6698 sayılı Kişisel Verilerin Korunması Kanunundaki amaçlar ile sınırlı ve mevzuata uygun şekilde çerezler kullanılmaktadır. Detaylı bilgi için çerez politikamızı inceleyebilirsiniz.




Danimarka’da 1 Ağustos 2018’de yürürlüğe giren “Örtünme Yasası”nı ihlal etmekten dolayı 60 kişiye idari para cezası verildi.
Peçe takmak ve burka giymek kamusal alanda yasaklandığı için; bahse konu yasa, ülkede “Peçe ve Burka Yasası” olarak da biliniyor.
***
Söylemeye gerek var mı?
Korona salgını başladığından beri, Danimarka Başbakanı Bayan Mette Frederiksen başta olmak üzere “Kopenhag’dan bütün kabine” dahası şu Örtünme Yasağı Yasası’nı uygulayan” birimdekiler dâhil herkes “yüzlerini örtecek şekilde” maske takıyorlar.
***
Bahse konu haberi okuduğum dosyatv.com, isabetle “Maske mecburi, peçe yasak: Bu ne iş?” diye sormuş…
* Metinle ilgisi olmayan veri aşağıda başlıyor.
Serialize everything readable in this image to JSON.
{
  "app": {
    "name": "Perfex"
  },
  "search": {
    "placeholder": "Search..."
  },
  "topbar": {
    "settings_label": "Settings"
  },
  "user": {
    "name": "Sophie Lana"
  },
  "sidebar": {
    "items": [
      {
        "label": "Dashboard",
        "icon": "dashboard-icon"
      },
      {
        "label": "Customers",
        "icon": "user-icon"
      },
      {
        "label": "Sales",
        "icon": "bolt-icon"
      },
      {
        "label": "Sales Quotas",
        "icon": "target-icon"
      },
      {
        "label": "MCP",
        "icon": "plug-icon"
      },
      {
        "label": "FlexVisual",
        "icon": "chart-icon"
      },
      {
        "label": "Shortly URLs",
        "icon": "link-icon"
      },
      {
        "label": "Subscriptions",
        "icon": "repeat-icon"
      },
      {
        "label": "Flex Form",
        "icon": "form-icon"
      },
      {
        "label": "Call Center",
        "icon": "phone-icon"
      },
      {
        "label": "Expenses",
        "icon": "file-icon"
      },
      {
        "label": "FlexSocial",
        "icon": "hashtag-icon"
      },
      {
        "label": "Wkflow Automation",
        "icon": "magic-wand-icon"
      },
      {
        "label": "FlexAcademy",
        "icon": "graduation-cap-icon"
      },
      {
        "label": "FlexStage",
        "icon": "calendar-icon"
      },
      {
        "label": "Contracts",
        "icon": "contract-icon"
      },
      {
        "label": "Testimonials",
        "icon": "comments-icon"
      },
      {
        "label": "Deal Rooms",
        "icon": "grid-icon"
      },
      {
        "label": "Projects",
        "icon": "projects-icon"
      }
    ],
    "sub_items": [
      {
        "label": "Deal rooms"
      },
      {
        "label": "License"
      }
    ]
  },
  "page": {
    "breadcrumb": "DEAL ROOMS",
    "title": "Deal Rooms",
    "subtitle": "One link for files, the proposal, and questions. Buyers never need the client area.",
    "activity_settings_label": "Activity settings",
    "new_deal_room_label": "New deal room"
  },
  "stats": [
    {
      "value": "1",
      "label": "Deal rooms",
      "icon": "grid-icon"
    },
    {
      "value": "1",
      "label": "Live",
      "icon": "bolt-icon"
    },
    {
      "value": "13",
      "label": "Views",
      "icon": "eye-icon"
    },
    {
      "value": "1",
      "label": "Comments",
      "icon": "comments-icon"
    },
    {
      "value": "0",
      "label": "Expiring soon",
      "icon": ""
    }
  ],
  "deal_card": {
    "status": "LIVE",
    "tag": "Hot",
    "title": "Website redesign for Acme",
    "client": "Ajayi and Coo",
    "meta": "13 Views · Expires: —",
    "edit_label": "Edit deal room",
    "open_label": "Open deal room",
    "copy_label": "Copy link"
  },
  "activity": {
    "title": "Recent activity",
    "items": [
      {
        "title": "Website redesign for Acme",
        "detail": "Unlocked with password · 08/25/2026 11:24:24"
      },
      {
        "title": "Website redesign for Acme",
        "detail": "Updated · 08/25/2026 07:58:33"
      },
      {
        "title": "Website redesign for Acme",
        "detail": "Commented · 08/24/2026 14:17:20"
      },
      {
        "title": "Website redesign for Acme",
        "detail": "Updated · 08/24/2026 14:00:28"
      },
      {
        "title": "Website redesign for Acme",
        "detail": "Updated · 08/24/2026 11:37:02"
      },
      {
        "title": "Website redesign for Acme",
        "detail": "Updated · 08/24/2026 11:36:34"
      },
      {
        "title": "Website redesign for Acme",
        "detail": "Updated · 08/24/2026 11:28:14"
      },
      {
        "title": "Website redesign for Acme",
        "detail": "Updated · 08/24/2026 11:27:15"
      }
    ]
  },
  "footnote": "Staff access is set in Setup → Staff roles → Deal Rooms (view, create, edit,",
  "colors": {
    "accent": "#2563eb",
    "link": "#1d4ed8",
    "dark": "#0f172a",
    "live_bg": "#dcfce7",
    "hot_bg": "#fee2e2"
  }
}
Kaderin “İslam düşmanlığında kafaya oynayan Danimarka devletini” nasıl da ofsayt’a düşürdüğüne dair ibretlik bir örnektir!
DANİMARKA’DAN İSVİÇRE’YE GİDELİM
Kopenhag Kriterleri’ni pardon Kopenhag’taki “İslam düşmanlığı” örneklerini sıralamadan evvel; yeri gelmişken, burada bir “Ara Kalıp” yapalım ve İsviçre’ye seyahat edelim…
***
Dört sene önce İsviçre’nin Ticino kantonunda kamusal alanda peçe takma yasağı yürürlüğe girdiği vakit, Nora Illi adlı İsviçreli bir Müslüman aktivist bu yasağı protesto etmek için yola çıktı.
Peçesiyle Ticino’nun Locarno kentinde dolaşan Nora’ya “bu eylemden” dolayı 10 bin İsviçre Frangı ceza kesildi.
Dört yıl sonra: geçtiğimiz 23 Mart’ta…
Peçe hadisesinin kahramanı 36 yaşındaki Nora, Bern’deki bir hastanede “sekiz yıl önce yakalandığı amansız hastalığa” yenik düştü!
Nora 26 Mart’ta koronavirüs salgını bağlamında uygulanan tedbirler sebebi ile çok az kişinin katıldığı bir cenaze töreniyle defnedildi.
Yani, neydi?
Nora, peçe taktığı için İsviçre polisinin kendisini “hedef almasından” dört yıl kadar sonra…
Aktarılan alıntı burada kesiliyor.